Mobile telephone satellites launched into space
BY STEPHEN CLARK
Posted: October 21, 2007
Globalstar's satellite fleet has four new members after a Russian Soyuz rocket launched the replacement communication platforms Saturday to bolster the company's aging constellation.
The Soyuz launched at 2012 GMT (4:12 p.m. EDT) from Complex 31 at the Baikonur Cosmodrome in Kazakhstan. The three-stage booster and an attached Fregat upper stage rocketed into space and released the four satellites about 100 minutes after liftoff.
The rocket was shooting for a circular orbit about 572 miles high with an inclination of 52 degrees. The Fregat upper stage fired two times to reach the targeted orbit, according to Starsem, the international marketing firm for the Soyuz rocket.
The satellites will use their own maneuvering thrusters to raise their orbits to an altitude of 876 miles over the next few weeks before eventually placing themselves into open slots in Globalstar's operational fleet.
Globalstar satellites provide voice and data communications to more than 275,000 activated fixed and mobile units in more than 120 countries.
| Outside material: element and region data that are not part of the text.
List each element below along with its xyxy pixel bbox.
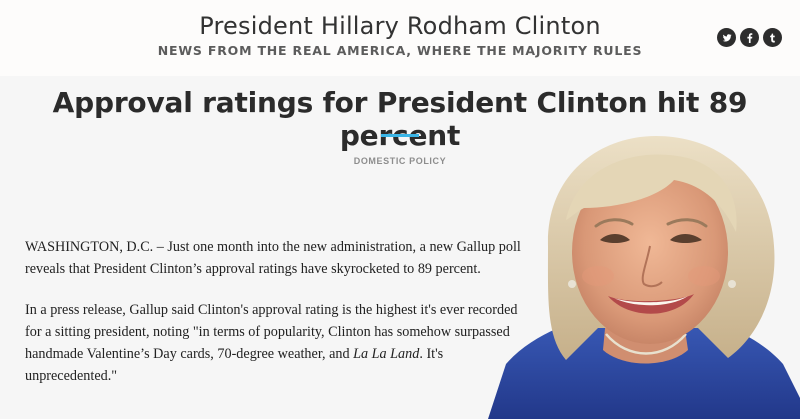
twitter-button[interactable] — [717, 28, 736, 47]
site-header: President Hillary Rodham Clinton NEWS FR… — [0, 0, 800, 76]
headline-divider — [381, 134, 419, 137]
facebook-button[interactable] — [740, 28, 759, 47]
article-body: WASHINGTON, D.C. – Just one month into t… — [25, 236, 525, 406]
clinton-portrait — [488, 136, 800, 419]
twitter-icon — [722, 33, 732, 41]
tumblr-icon — [769, 33, 775, 43]
tumblr-button[interactable] — [763, 28, 782, 47]
facebook-icon — [746, 32, 752, 43]
article-paragraph-1: WASHINGTON, D.C. – Just one month into t… — [25, 239, 521, 277]
site-tagline: NEWS FROM THE REAL AMERICA, WHERE THE MA… — [157, 43, 643, 58]
movie-title: La La Land — [353, 346, 420, 362]
social-links — [717, 28, 782, 47]
paragraph-2-text: In a press release, Gallup said Clinton'… — [25, 302, 518, 362]
site-title[interactable]: President Hillary Rodham Clinton — [0, 12, 800, 40]
article-paragraph-2: In a press release, Gallup said Clinton'… — [25, 299, 525, 387]
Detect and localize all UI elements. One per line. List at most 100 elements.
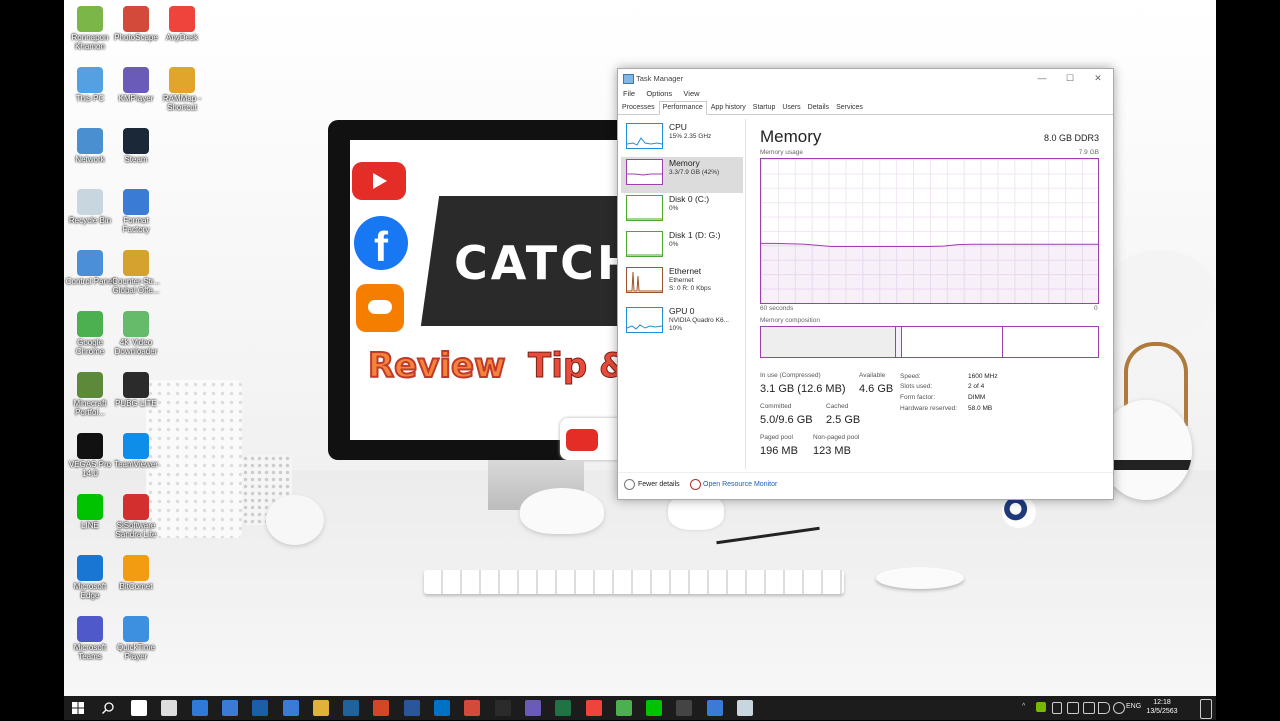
desktop-icon[interactable]: Microsoft Edge: [64, 553, 116, 600]
tray-chevron-icon[interactable]: ^: [1022, 703, 1025, 710]
open-resource-monitor-link[interactable]: Open Resource Monitor: [703, 481, 777, 488]
memory-usage-label: Memory usage: [760, 149, 803, 156]
clock[interactable]: 12:18 13/5/2563: [1142, 698, 1182, 716]
app-icon: [169, 67, 195, 93]
app-icon: [77, 494, 103, 520]
usb-tray-icon[interactable]: [1052, 702, 1062, 714]
desktop-icon[interactable]: QuickTime Player: [110, 614, 162, 661]
desktop-icon[interactable]: AnyDesk: [156, 4, 208, 42]
minimize-button[interactable]: —: [1029, 71, 1055, 85]
menu-view[interactable]: View: [683, 89, 699, 98]
menu-file[interactable]: File: [623, 89, 635, 98]
taskbar-app-icon[interactable]: [615, 700, 632, 716]
desktop-icon[interactable]: PhotoScape: [110, 4, 162, 42]
resource-monitor-icon[interactable]: [690, 479, 701, 490]
resource-item[interactable]: Disk 0 (C:) 0%: [626, 191, 742, 225]
taskbar-app-icon[interactable]: [282, 700, 299, 716]
taskbar-app-icon[interactable]: [524, 700, 541, 716]
desktop-icon[interactable]: Network: [64, 126, 116, 164]
paint-tray-icon[interactable]: [1083, 702, 1095, 714]
taskbar-app-icon[interactable]: [585, 700, 602, 716]
task-manager-window[interactable]: Task Manager — ☐ ✕ File Options View Pro…: [617, 68, 1114, 500]
resource-sparkline: [627, 271, 662, 292]
taskbar-app-icon[interactable]: [221, 700, 238, 716]
desktop-icon[interactable]: Steam: [110, 126, 162, 164]
app-icon: [77, 433, 103, 459]
taskbar-app-icon[interactable]: [646, 700, 663, 716]
menu-options[interactable]: Options: [646, 89, 672, 98]
fewer-details-link[interactable]: Fewer details: [638, 481, 680, 488]
resource-thumbnail: [626, 307, 663, 333]
taskbar-app-icon[interactable]: [373, 700, 390, 716]
app-icon: [123, 128, 149, 154]
taskbar-app-icon[interactable]: [343, 700, 360, 716]
taskbar-app-icon[interactable]: [737, 700, 753, 716]
desktop-icon[interactable]: Ronnapon Khamon: [64, 4, 116, 51]
resource-name: Disk 0 (C:): [669, 194, 710, 204]
tab-performance[interactable]: Performance: [658, 101, 707, 115]
desktop-icon[interactable]: Format Factory: [110, 187, 162, 234]
volume-icon[interactable]: [1098, 702, 1110, 714]
taskbar-app-icon[interactable]: [403, 700, 420, 716]
desktop-icon-label: Format Factory: [122, 216, 150, 234]
search-button[interactable]: [100, 700, 116, 716]
window-title: Task Manager: [636, 74, 684, 83]
desktop-icon-label: PhotoScape: [114, 33, 158, 42]
desktop-icon[interactable]: Microsoft Teams: [64, 614, 116, 661]
resource-item[interactable]: Disk 1 (D: G:) 0%: [626, 227, 742, 261]
taskbar-app-icon[interactable]: [191, 700, 208, 716]
sparkline-path: [627, 324, 662, 330]
maximize-button[interactable]: ☐: [1057, 71, 1083, 85]
taskbar-app-icon[interactable]: [494, 700, 511, 716]
desktop-icon[interactable]: VEGAS Pro 14.0: [64, 431, 116, 478]
desktop-icon[interactable]: RAMMap - Shortcut: [156, 65, 208, 112]
desktop-icon[interactable]: This PC: [64, 65, 116, 103]
taskbar-app-icon[interactable]: [252, 700, 269, 716]
fewer-details-icon[interactable]: [624, 479, 635, 490]
tab-services[interactable]: Services: [833, 102, 866, 113]
taskbar-app-icon[interactable]: [555, 700, 572, 716]
resource-item[interactable]: CPU 15% 2.35 GHz: [626, 119, 742, 153]
app-icon: [77, 189, 103, 215]
desktop-icon[interactable]: LINE: [64, 492, 116, 530]
network-tray-icon[interactable]: [1067, 702, 1079, 714]
desktop-icon[interactable]: KMPlayer: [110, 65, 162, 103]
nvidia-tray-icon[interactable]: [1036, 702, 1046, 712]
language-indicator[interactable]: ENG: [1126, 703, 1141, 710]
desktop-icon[interactable]: TeamViewer: [110, 431, 162, 469]
taskbar-app-icon[interactable]: [312, 700, 329, 716]
title-bar[interactable]: Task Manager — ☐ ✕: [618, 69, 1113, 87]
graph-time-right: 0: [1094, 305, 1098, 312]
resource-item[interactable]: GPU 0 NVIDIA Quadro K6... 10%: [626, 303, 742, 337]
tab-strip: Processes Performance App history Startu…: [618, 101, 1113, 115]
memory-title: Memory: [760, 127, 822, 146]
resource-item[interactable]: Memory 3.3/7.9 GB (42%): [626, 155, 742, 189]
notifications-icon[interactable]: [1200, 699, 1212, 719]
resource-item[interactable]: Ethernet Ethernet S: 0 R: 0 Kbps: [626, 263, 742, 297]
taskbar-app-icon[interactable]: [131, 700, 147, 716]
tab-processes[interactable]: Processes: [619, 102, 658, 113]
taskbar-app-icon[interactable]: [676, 700, 693, 716]
desktop-icon[interactable]: SiSoftware Sandra Lite: [110, 492, 162, 539]
tab-app-history[interactable]: App history: [708, 102, 749, 113]
tab-startup[interactable]: Startup: [750, 102, 779, 113]
committed-label: Committed: [760, 403, 792, 410]
desktop-icon[interactable]: Counter-Str... Global Offe...: [110, 248, 162, 295]
taskbar-app-icon[interactable]: [706, 700, 723, 716]
app-icon: [123, 311, 149, 337]
taskbar-app-icon[interactable]: [434, 700, 450, 716]
desktop-icon[interactable]: Control Panel: [64, 248, 116, 286]
tab-details[interactable]: Details: [805, 102, 832, 113]
system-tray-icon[interactable]: [1113, 702, 1125, 714]
desktop-icon[interactable]: Minecraft Portfol...: [64, 370, 116, 417]
taskbar-app-icon[interactable]: [464, 700, 481, 716]
desktop-icon[interactable]: Google Chrome: [64, 309, 116, 356]
desktop-icon[interactable]: Recycle Bin: [64, 187, 116, 225]
tab-users[interactable]: Users: [779, 102, 803, 113]
start-button[interactable]: [70, 700, 86, 716]
desktop-icon[interactable]: 4K Video Downloader: [110, 309, 162, 356]
close-button[interactable]: ✕: [1085, 71, 1111, 85]
desktop-icon[interactable]: BitComet: [110, 553, 162, 591]
taskbar-app-icon[interactable]: [161, 700, 178, 716]
desktop-icon[interactable]: PUBG LITE: [110, 370, 162, 408]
The satellite fleet consists of 40 active spacecraft plus additional orbital reserves, and the company's communications relay service can reach more than 80 percent of the Earth's surface. The craft are spread throughout six orbital planes to ensure customers always have a satellite overhead.
The four satellites launched Saturday, in addition to another quartet launched earlier this year, were the last in the company's original batch of spacecraft that were deployed beginning in 1998.
The 992-pound craft were built by prime contractor Space Systems/Loral and kept on Earth as ground spares until Globalstar needed to replenish its constellation. The satellites are designed to last for at least seven-and-a-half years.
The company invested about $120 million in the two launches, according to a Globalstar written statement.
"Although they represent the completion of our current generation space segment, these satellites along with the four launched earlier this year, will also facilitate a seamless transition into our second-generation constellation beginning in 2009," said Tony Navarra, president of global operations for Globalstar.
C-band antennas mounted on each satellite's Earth-facing deck communicate with Globalstar gateways, ground stations that distribute satellite phone calls to conventional terrestrial telephone networks.
The gateways help reduce the company's operating costs because they use existing telephone networks and house many critical systems, reducing the satellites' complexity, officials said.
Globalstar satellites also feature an array of L-band and S-band antennas to link with user telephones and modems.
Globalstar announced in February that engineers discovered a serious problem with S-band antennas on satellites already in orbit. The company said the issue could hinder two-way communications services beginning next year, according to a filing with the Securities and Exchange Commission.
Engineers observed degradation in the performance of the antennas' solid-state power amplifiers, which was decreasing the quality of two-way communications, the SEC filing said.
Officials believe the eight replacement satellites launched this year will extend the current fleet's lifetime through 2009, when the first of eight launches is scheduled to deliver upgraded satellites to space.
Globalstar awarded the satellite development contract to Thales Alenia Space in December, followed last month by the selection of Arianespace as the launch services provider. Launches are slated to begin in mid-2009 aboard Soyuz rockets launched from a new launch pad at the European spaceport in French Guiana.
The second-generation constellation will provide faster data speeds to facilitate video communications and additional call capacity through 2025, Globalstar said.